EU approves high intensity sweetener

Holland Sweetener company, DSM's joint venture with Japan-based company Tosoh has finally launched its high intensity sweetener Twinsweet on to the European market after years of waiting for approval from Brussels.

Holland Sweetener company, DSM's joint venture with Japan-based company Tosoh took some pleasure yesterday in launching its high intensity sweetener Twinsweet on to the European market after years of waiting for approval from the powers that be in Brussels.

First patented in 1995 the low calorie product - a sweetener-sweetener salt of aspartame and acesulfame - received approval from the European Parliament at the end of October. The decision supercedes the temporary approval already granted in the UK and the Netherlands and paves the way for access to the growing European low calorie market.

"Twinsweet links the two sweeteners at molecular level as an iconic salt. It is a flexible product that allows manufacturers to use one product only," Manon Schuurmans at Holland Sweetener told FoodNavigator.com

Targeted at a gamut of food applications - notably the Wrigley's and Adams of the world for chewing gum - the product, 350 times sweeter than sugar, is also suitable for beverage and dairy industries. "Our joint venture with Tosoh is a great match, they have a strong knowledge of enzymes," added Schuurmans referring to the enzymatic process and the relationship that begun in the early 1980s.
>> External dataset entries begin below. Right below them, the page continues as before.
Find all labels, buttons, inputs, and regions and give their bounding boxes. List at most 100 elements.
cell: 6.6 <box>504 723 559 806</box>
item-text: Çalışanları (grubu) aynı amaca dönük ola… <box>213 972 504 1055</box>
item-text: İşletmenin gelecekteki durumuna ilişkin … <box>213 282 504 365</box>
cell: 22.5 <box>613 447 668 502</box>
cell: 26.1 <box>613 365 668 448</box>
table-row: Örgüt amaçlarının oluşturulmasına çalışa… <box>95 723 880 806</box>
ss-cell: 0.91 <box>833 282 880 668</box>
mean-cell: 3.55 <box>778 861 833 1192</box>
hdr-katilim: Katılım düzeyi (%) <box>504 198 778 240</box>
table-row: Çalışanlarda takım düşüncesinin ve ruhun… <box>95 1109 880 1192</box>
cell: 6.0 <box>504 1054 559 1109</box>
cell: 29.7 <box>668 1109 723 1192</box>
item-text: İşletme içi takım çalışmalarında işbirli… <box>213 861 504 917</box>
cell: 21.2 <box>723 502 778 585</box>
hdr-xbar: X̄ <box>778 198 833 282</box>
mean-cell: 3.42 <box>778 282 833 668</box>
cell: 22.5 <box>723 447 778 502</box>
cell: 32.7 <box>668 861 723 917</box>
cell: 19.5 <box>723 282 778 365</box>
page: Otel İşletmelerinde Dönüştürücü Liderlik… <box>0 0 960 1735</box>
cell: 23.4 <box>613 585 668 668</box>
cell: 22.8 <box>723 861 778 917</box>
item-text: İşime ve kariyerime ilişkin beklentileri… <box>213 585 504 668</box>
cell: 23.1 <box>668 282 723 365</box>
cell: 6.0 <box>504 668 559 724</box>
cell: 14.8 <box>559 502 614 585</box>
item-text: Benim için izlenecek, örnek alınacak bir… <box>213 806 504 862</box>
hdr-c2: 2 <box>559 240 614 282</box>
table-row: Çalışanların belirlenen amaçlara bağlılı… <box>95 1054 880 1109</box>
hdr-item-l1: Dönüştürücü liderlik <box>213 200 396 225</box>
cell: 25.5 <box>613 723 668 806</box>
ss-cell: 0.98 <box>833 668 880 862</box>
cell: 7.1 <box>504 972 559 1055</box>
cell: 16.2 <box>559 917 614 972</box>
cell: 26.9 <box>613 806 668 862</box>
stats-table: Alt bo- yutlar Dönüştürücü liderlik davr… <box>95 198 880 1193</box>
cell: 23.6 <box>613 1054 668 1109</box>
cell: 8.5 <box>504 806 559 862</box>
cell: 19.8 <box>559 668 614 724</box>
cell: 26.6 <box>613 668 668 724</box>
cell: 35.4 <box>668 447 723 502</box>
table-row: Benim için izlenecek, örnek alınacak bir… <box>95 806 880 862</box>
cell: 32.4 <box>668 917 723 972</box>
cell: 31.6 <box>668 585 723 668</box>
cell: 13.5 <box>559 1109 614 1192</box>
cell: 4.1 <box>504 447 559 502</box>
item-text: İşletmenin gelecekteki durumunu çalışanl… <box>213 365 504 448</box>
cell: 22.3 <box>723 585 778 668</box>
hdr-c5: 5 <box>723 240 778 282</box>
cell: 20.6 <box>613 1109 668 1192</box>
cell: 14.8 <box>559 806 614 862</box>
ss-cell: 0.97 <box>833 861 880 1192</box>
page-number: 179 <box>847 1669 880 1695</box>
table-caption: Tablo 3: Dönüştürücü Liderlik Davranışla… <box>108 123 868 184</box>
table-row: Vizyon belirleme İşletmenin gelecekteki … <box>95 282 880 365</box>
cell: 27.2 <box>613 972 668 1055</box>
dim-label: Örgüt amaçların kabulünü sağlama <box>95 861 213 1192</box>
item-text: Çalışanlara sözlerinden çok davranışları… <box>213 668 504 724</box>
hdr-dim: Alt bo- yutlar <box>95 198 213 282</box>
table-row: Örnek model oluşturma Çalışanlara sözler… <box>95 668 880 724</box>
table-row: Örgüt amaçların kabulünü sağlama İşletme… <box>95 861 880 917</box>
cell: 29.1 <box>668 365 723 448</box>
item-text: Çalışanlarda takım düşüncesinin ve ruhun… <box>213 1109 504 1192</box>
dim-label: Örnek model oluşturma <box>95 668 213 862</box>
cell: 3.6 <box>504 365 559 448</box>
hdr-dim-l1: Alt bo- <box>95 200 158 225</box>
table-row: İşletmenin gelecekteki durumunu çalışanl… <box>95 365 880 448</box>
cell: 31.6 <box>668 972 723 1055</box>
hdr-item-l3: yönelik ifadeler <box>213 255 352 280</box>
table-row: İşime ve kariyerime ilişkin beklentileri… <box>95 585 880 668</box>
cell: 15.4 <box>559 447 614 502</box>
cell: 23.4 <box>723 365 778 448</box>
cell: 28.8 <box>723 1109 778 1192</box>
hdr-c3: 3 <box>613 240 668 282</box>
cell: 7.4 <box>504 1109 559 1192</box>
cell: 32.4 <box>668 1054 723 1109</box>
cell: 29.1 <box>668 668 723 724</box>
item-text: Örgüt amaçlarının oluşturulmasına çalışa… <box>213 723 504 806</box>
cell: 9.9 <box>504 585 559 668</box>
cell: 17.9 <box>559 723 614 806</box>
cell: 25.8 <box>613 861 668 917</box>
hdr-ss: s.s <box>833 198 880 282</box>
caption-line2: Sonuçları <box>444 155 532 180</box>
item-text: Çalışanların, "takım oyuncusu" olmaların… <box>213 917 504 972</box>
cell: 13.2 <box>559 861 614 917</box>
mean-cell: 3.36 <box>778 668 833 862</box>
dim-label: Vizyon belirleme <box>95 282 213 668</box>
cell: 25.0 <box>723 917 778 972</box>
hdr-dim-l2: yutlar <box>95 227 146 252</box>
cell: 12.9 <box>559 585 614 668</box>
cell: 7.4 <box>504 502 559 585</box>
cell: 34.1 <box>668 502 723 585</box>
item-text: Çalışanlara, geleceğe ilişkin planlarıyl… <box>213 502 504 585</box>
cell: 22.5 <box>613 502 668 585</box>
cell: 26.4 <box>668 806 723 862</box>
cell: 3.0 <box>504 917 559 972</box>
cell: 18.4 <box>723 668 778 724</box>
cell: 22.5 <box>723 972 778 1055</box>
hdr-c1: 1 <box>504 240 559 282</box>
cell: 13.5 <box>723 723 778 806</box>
According to EU officials, the aspartame-acesulfame salt should be considered at the point it is added to food, not its subsequent behaviour when dissolved - as is the case in the US and the FDA regulations. As a result, Holland Sweetener asked for a new E-number for Twinsweet - E962 - which, since the amendment to the EU sweetener directive at the end of October is now the case.

'The product flows well, dissolves rapidly and is non-hygroscopic,' said the company in a recent statement. 'Furthermore, in dry/semi-dry applications, Twinsweet does not interact with other ingredients, as the free amino group of aspartame is blocked by acesulfame.' Twinsweet is produced at a DSM site in Europe.

The authorisation and use of intense sweeteners, like any other food additive, is harmonised at EU level.